17. My husband completely tore his Achilles a couple of years ago. I’ve wanted him to join my box as something to do together, but he says his limited range of motion makes him nervous he’ll tear or injure it again during some of the more explosive moves. What stretches/exercises helped you? Did you ever use kinetic tape? Any advice in general? – @mrs_mccarley
Some of the tools that helped me most with my recovery were voodoo floss, soft tissue work, and focused rehab exercises from my physical therapist and Airrosti provider. Now I avoid rebounding box jumps, and I make sure to do some strengthening exercises (weighted eccentric toe raises) as well as soft tissue work (foam rolling) a few times per week for both of my Achilles.

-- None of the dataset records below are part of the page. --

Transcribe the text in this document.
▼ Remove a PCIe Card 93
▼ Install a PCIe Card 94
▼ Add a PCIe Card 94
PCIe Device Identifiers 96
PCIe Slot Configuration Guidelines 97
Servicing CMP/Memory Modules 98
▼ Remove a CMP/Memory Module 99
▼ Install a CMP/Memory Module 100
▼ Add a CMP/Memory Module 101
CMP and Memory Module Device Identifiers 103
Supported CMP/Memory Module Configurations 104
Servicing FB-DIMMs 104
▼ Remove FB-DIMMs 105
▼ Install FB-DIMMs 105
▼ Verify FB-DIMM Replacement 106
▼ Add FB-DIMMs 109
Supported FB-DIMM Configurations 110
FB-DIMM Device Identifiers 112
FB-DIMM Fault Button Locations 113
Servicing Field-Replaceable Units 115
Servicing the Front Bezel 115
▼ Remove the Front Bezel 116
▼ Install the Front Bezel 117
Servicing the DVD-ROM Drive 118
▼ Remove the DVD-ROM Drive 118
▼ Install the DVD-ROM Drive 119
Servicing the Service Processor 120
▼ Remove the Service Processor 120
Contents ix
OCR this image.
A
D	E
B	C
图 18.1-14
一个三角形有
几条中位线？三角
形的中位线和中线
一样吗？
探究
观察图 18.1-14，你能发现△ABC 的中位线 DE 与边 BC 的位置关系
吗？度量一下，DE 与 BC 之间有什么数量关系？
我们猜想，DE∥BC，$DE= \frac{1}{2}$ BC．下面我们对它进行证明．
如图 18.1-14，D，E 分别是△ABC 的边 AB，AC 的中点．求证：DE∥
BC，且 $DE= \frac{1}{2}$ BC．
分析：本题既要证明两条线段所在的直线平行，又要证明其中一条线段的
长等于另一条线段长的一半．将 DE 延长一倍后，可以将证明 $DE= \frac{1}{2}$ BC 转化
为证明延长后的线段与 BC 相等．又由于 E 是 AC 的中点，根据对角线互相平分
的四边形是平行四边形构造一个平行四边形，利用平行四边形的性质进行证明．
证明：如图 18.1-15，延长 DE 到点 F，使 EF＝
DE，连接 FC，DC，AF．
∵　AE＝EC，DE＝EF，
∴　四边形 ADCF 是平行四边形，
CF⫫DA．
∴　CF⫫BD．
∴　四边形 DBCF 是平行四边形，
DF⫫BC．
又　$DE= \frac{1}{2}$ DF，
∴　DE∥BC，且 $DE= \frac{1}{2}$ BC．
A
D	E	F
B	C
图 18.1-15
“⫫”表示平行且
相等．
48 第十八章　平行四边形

18. I’m going to be moving to South Korea for a year to teach English. I know you spent some time there last year, what was it like training there? Do they speak English at the CrossFit gyms? How did you diet change while you were there? – @brendanfrank
I had such a great time in South Korea! Some of the gyms that I visited spoke English, but everyone was incredibly nice and helpful. My diet didn’t change too much while I was there, but I did enjoy some Korean BBQ!
19. What kind of snacks do you eat? – @sarahdutemple
I like simple snacks, like nuts (cashews, almonds, pecans) or nut butters (almond or natural peanut butter), fresh fruit, or some turkey or chicken slices. Usually I just try to eat frequent small meals throughout the day!